After they had passed the desert, they arrived at a very great and noble city called BOCARA, the territory of which belonged to a king whose name was Barac, and is also called Bocara. The city is the best in all Persia.[NOTE 1] And when they had got thither, they found they could neither proceed further forward nor yet turn back again; wherefore they abode in that city of Bocara for three years. And whilst they were sojourning in that city, there came from Alau, Lord of the Levant, Envoys on their way to the Court of the Great Kaan, the Lord of all the Tartars in the world. And when the Envoys beheld the Two Brothers they were amazed, for they had never before seen Latins in that part of the world. And they said to the Brothers: "Gentlemen, if ye will take our counsel, ye will find great honour and profit shall come thereof." So they replied that they would be right glad to learn how. "In truth," said the Envoys, "the Great Kaan hath never seen any Latins, and he hath a great desire so to do. Wherefore, if ye will keep us company to his Court, ye may depend upon it that he will be right glad to see you, and will treat you with great honour and liberality; whilst in our company ye shall travel with perfect security, and need fear to be molested by nobody."[NOTE 2]

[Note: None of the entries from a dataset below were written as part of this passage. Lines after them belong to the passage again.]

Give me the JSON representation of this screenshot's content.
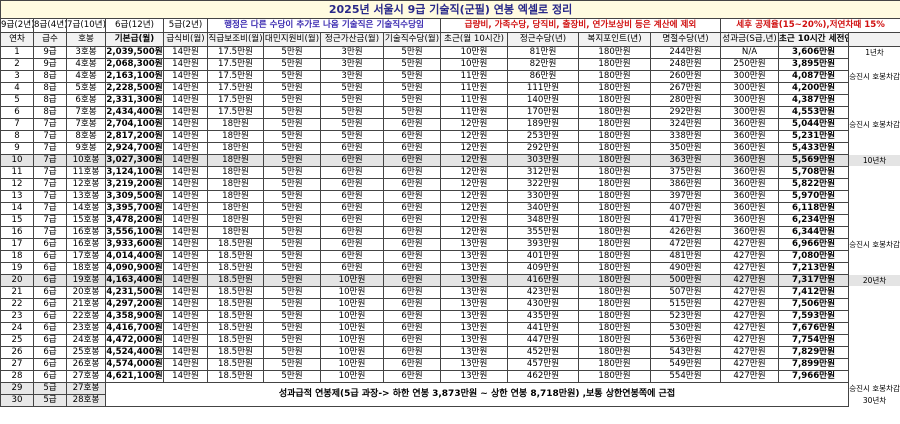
{
  "title": "2025년 서울시 9급 기술직(군필) 연봉 엑셀로 정리",
  "info": {
    "grades": [
      "9급(2년)",
      "8급(4년)",
      "7급(10년)",
      "6급(12년)",
      "5급(2년)"
    ],
    "note_admin": "행정은 다른 수당이 추가로 나옴 기술직은 기술직수당임",
    "note_excluded": "급량비, 가족수당, 당직비, 출장비, 연가보상비 등은 계산에 제외",
    "note_tax": "세후 공제율(15~20%),저연차때 15%"
  },
  "headers": [
    "연차",
    "급수",
    "호봉",
    "기본급(월)",
    "급식비(월)",
    "직급보조비(월)",
    "대민지원비(월)",
    "정근가산금(월)",
    "기술직수당(월)",
    "초근(월 10시간)",
    "정근수당(년)",
    "복지포인트(년)",
    "명절수당(년)",
    "성과금(S급,년)",
    "초근 10시간 세전연봉"
  ],
  "rows": [
    {
      "cells": [
        "1",
        "9급",
        "3호봉",
        "2,039,500원",
        "14만원",
        "17.5만원",
        "5만원",
        "3만원",
        "5만원",
        "10만원",
        "81만원",
        "180만원",
        "244만원",
        "N/A",
        "3,606만원"
      ],
      "note": "1년차"
    },
    {
      "cells": [
        "2",
        "9급",
        "4호봉",
        "2,068,300원",
        "14만원",
        "17.5만원",
        "5만원",
        "3만원",
        "5만원",
        "10만원",
        "82만원",
        "180만원",
        "248만원",
        "250만원",
        "3,895만원"
      ]
    },
    {
      "cells": [
        "3",
        "8급",
        "4호봉",
        "2,163,100원",
        "14만원",
        "17.5만원",
        "5만원",
        "3만원",
        "5만원",
        "11만원",
        "86만원",
        "180만원",
        "260만원",
        "300만원",
        "4,087만원"
      ],
      "note": "승진시 호봉차감"
    },
    {
      "cells": [
        "4",
        "8급",
        "5호봉",
        "2,228,500원",
        "14만원",
        "17.5만원",
        "5만원",
        "5만원",
        "5만원",
        "11만원",
        "111만원",
        "180만원",
        "267만원",
        "300만원",
        "4,200만원"
      ]
    },
    {
      "cells": [
        "5",
        "8급",
        "6호봉",
        "2,331,300원",
        "14만원",
        "17.5만원",
        "5만원",
        "5만원",
        "5만원",
        "11만원",
        "140만원",
        "180만원",
        "280만원",
        "300만원",
        "4,387만원"
      ]
    },
    {
      "cells": [
        "6",
        "8급",
        "7호봉",
        "2,434,400원",
        "14만원",
        "17.5만원",
        "5만원",
        "5만원",
        "5만원",
        "11만원",
        "170만원",
        "180만원",
        "292만원",
        "300만원",
        "4,553만원"
      ]
    },
    {
      "cells": [
        "7",
        "7급",
        "7호봉",
        "2,704,100원",
        "14만원",
        "18만원",
        "5만원",
        "5만원",
        "6만원",
        "12만원",
        "189만원",
        "180만원",
        "324만원",
        "360만원",
        "5,044만원"
      ],
      "note": "승진시 호봉차감"
    },
    {
      "cells": [
        "8",
        "7급",
        "8호봉",
        "2,817,200원",
        "14만원",
        "18만원",
        "5만원",
        "5만원",
        "6만원",
        "12만원",
        "253만원",
        "180만원",
        "338만원",
        "360만원",
        "5,231만원"
      ]
    },
    {
      "cells": [
        "9",
        "7급",
        "9호봉",
        "2,924,700원",
        "14만원",
        "18만원",
        "5만원",
        "6만원",
        "6만원",
        "12만원",
        "292만원",
        "180만원",
        "350만원",
        "360만원",
        "5,433만원"
      ]
    },
    {
      "cells": [
        "10",
        "7급",
        "10호봉",
        "3,027,300원",
        "14만원",
        "18만원",
        "5만원",
        "6만원",
        "6만원",
        "12만원",
        "303만원",
        "180만원",
        "363만원",
        "360만원",
        "5,569만원"
      ],
      "note": "10년차"
    },
    {
      "cells": [
        "11",
        "7급",
        "11호봉",
        "3,124,100원",
        "14만원",
        "18만원",
        "5만원",
        "6만원",
        "6만원",
        "12만원",
        "312만원",
        "180만원",
        "375만원",
        "360만원",
        "5,708만원"
      ]
    },
    {
      "cells": [
        "12",
        "7급",
        "12호봉",
        "3,219,200원",
        "14만원",
        "18만원",
        "5만원",
        "6만원",
        "6만원",
        "12만원",
        "322만원",
        "180만원",
        "386만원",
        "360만원",
        "5,822만원"
      ]
    },
    {
      "cells": [
        "13",
        "7급",
        "13호봉",
        "3,309,500원",
        "14만원",
        "18만원",
        "5만원",
        "6만원",
        "6만원",
        "12만원",
        "330만원",
        "180만원",
        "397만원",
        "360만원",
        "5,970만원"
      ]
    },
    {
      "cells": [
        "14",
        "7급",
        "14호봉",
        "3,395,700원",
        "14만원",
        "18만원",
        "5만원",
        "6만원",
        "6만원",
        "12만원",
        "340만원",
        "180만원",
        "407만원",
        "360만원",
        "6,118만원"
      ]
    },
    {
      "cells": [
        "15",
        "7급",
        "15호봉",
        "3,478,200원",
        "14만원",
        "18만원",
        "5만원",
        "6만원",
        "6만원",
        "12만원",
        "348만원",
        "180만원",
        "417만원",
        "360만원",
        "6,234만원"
      ]
    },
    {
      "cells": [
        "16",
        "7급",
        "16호봉",
        "3,556,100원",
        "14만원",
        "18만원",
        "5만원",
        "6만원",
        "6만원",
        "12만원",
        "355만원",
        "180만원",
        "426만원",
        "360만원",
        "6,344만원"
      ]
    },
    {
      "cells": [
        "17",
        "6급",
        "16호봉",
        "3,933,600원",
        "14만원",
        "18.5만원",
        "5만원",
        "6만원",
        "6만원",
        "13만원",
        "393만원",
        "180만원",
        "472만원",
        "427만원",
        "6,966만원"
      ],
      "note": "승진시 호봉차감"
    },
    {
      "cells": [
        "18",
        "6급",
        "17호봉",
        "4,014,400원",
        "14만원",
        "18.5만원",
        "5만원",
        "6만원",
        "6만원",
        "13만원",
        "401만원",
        "180만원",
        "481만원",
        "427만원",
        "7,080만원"
      ]
    },
    {
      "cells": [
        "19",
        "6급",
        "18호봉",
        "4,090,900원",
        "14만원",
        "18.5만원",
        "5만원",
        "6만원",
        "6만원",
        "13만원",
        "409만원",
        "180만원",
        "490만원",
        "427만원",
        "7,213만원"
      ]
    },
    {
      "cells": [
        "20",
        "6급",
        "19호봉",
        "4,163,400원",
        "14만원",
        "18.5만원",
        "5만원",
        "10만원",
        "6만원",
        "13만원",
        "416만원",
        "180만원",
        "500만원",
        "427만원",
        "7,317만원"
      ],
      "note": "20년차"
    },
    {
      "cells": [
        "21",
        "6급",
        "20호봉",
        "4,231,500원",
        "14만원",
        "18.5만원",
        "5만원",
        "10만원",
        "6만원",
        "13만원",
        "423만원",
        "180만원",
        "507만원",
        "427만원",
        "7,412만원"
      ]
    },
    {
      "cells": [
        "22",
        "6급",
        "21호봉",
        "4,297,200원",
        "14만원",
        "18.5만원",
        "5만원",
        "10만원",
        "6만원",
        "13만원",
        "430만원",
        "180만원",
        "515만원",
        "427만원",
        "7,506만원"
      ]
    },
    {
      "cells": [
        "23",
        "6급",
        "22호봉",
        "4,358,900원",
        "14만원",
        "18.5만원",
        "5만원",
        "10만원",
        "6만원",
        "13만원",
        "435만원",
        "180만원",
        "523만원",
        "427만원",
        "7,593만원"
      ]
    },
    {
      "cells": [
        "24",
        "6급",
        "23호봉",
        "4,416,700원",
        "14만원",
        "18.5만원",
        "5만원",
        "10만원",
        "6만원",
        "13만원",
        "441만원",
        "180만원",
        "530만원",
        "427만원",
        "7,676만원"
      ]
    },
    {
      "cells": [
        "25",
        "6급",
        "24호봉",
        "4,472,000원",
        "14만원",
        "18.5만원",
        "5만원",
        "10만원",
        "6만원",
        "13만원",
        "447만원",
        "180만원",
        "536만원",
        "427만원",
        "7,754만원"
      ]
    },
    {
      "cells": [
        "26",
        "6급",
        "25호봉",
        "4,524,400원",
        "14만원",
        "18.5만원",
        "5만원",
        "10만원",
        "6만원",
        "13만원",
        "452만원",
        "180만원",
        "543만원",
        "427만원",
        "7,829만원"
      ]
    },
    {
      "cells": [
        "27",
        "6급",
        "26호봉",
        "4,574,000원",
        "14만원",
        "18.5만원",
        "5만원",
        "10만원",
        "6만원",
        "13만원",
        "457만원",
        "180만원",
        "549만원",
        "427만원",
        "7,899만원"
      ]
    },
    {
      "cells": [
        "28",
        "6급",
        "27호봉",
        "4,621,100원",
        "14만원",
        "18.5만원",
        "5만원",
        "10만원",
        "6만원",
        "13만원",
        "462만원",
        "180만원",
        "554만원",
        "427만원",
        "7,966만원"
      ]
    },
    {
      "cells": [
        "29",
        "5급",
        "27호봉"
      ],
      "note": "승진시 호봉차감"
    },
    {
      "cells": [
        "30",
        "5급",
        "28호봉"
      ],
      "note": "30년차"
    }
  ],
  "merged_note": "성과급적 연봉제(5급 과장-> 하한 연봉 3,873만원 ~ 상한 연봉 8,718만원) ,보통 상한연봉쪽에 근접"
}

NOTE 1.—Hayton also calls Bokhara a city of Persia, and I see Vámbéry says that, up till the conquest by Chinghiz, Bokhara, Samarkand, Balkh, etc., were considered to belong to Persia. (Travels, p. 377.) The first Mongolian governor of Bokhara was Buka Bosha.

King Barac is Borrak Khan, great-grandson of Chagatai, and sovereign of the Ulús of Chagatai, from 1264 to 1270. The Polos, no doubt, reached Bokhara before 1264, but Borrak must have been sovereign some time before they left it.

NOTE 2.—The language of the envoys seems rather to imply that they were the Great Kaan's own people returning from the Court of Hulaku. And Rashid mentions that Sartak, the Kaan's ambassador to Hulaku, returned from Persia in the year that the latter prince died. It may have been his party that the Venetians joined, for the year almost certainly was the same, viz. 1265. If so, another of the party was Bayan, afterwards the greatest of Kublai's captains, and much celebrated in the sequel of this book. (See Erdmann's Temudschin, p. 214.)

Marsden justly notes that Marco habitually speaks of Latins, never of Franks. Yet I suspect his own mental expression was Farangi.